Babasını bu kadar özleyen çocuk kaçırmadı herhalde kara treni?
- Kaçırır mıyım? Hemen atladım, başladık yolculuğa. Babamı hayal ederken vardık Haydarpaşa’ya. Oradan da vapurla Karaköy.... Müthiş bir şeydi.
OKULDA YAĞMUR KOVASINI
BOŞALTMAKTAN DERS DİNLEYEMEZDİM
Kavuşmak müthiş de, bir yandan da tekrar okula yazılmanız lazım...
- Bak o konuda çok enteresan bir şey anlatayım. Seneler sonra İngiliz bir psikologla tanıştım. “Neden bu kadar agresifim, sinirliyim?” diye uzun uzun konuştuk. Sonunda adam her şeyi o kovaya bağladı.
Da Vinci’nin şifresi gibi valla... Hangi kovaya?
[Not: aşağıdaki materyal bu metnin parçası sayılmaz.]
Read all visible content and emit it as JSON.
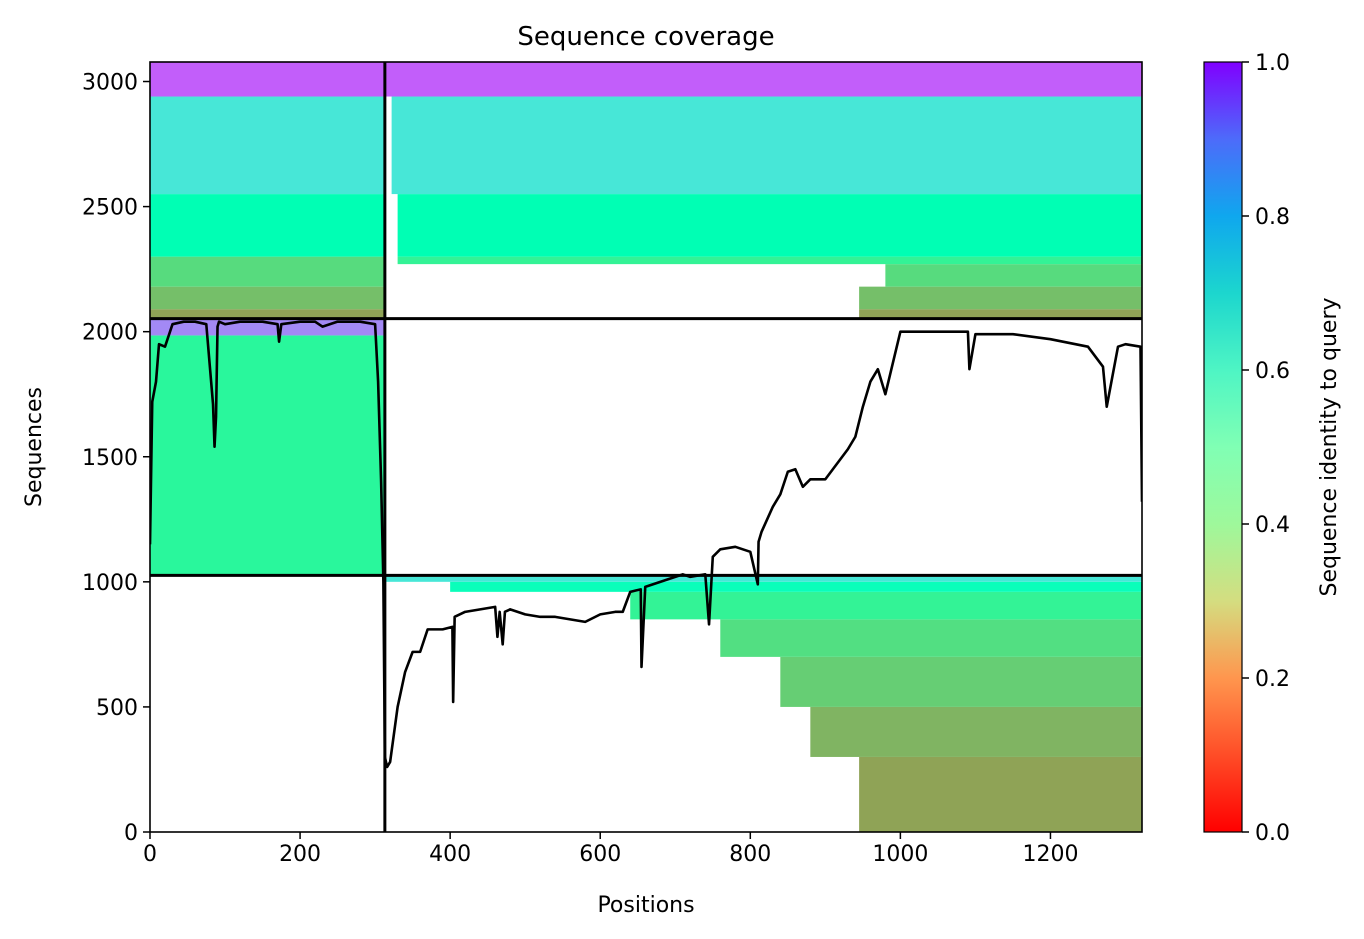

- Okuduğum sınıf bir barakaydı, yağmur yağdıkça çatı akardı. Çözümü de benim yanıma bir kova koymakta bulmuştu öğretmen, ne zaman dolarsa ben gidip boşaltacaktım. Ona bakmaktan dersleri takip edemiyordum.
Çin işkencesi gibi...
- Sorma... Şimdi düşünüyorum da o kova neden benim yanımdaydı, başkaları yok muydu? Neden onun yüzünden dersleri dinleyemedim? Bilinçaltıma öyle yer etmiş ki bu sorular, yıllar sonra “Benim yaşadıklarımı başkaları da yaşamasın” diye o barakadan sınıfı olan Şişli Talat Paşa İlköğretim Okulu’nu yıktım, 8 trilyon harcayarak bilgisayarlı, laboratuvarlı muhteşem bir bina yaptım.
Sadece okul değil, öğretmenlik de yapmışsınız bir ara...
- Öğretmen olur olmaz yaptığım ilk şey de çocukları dönüşümlü olarak oturtmaktı, bir hafta önde, bir hafta arkada. İlkokuldayken maddi durumuz kötü olduğu için hep en arka sırada oturmuştum.
Maddi durum diyorsunuz da hastalıktan olmasın o?
- Ee tabii arkada oturursan dersle ilgilenmezsin. Bir yandan “Ne zaman kova dolacak?” diye bekler, bir yandan da Teksas Tom Miks okurdum. Rodi’nin başına gelecekleri düşünürken gün biterdi. Tanır mısın Rodi’yi?
Tanımaz mıyım? Teksas’ın kankası... Başkan olduktan sonra okulları böylesine önemsemenizde herhalde bu yaşadıklarınızın büyük etkisi olsa gerek.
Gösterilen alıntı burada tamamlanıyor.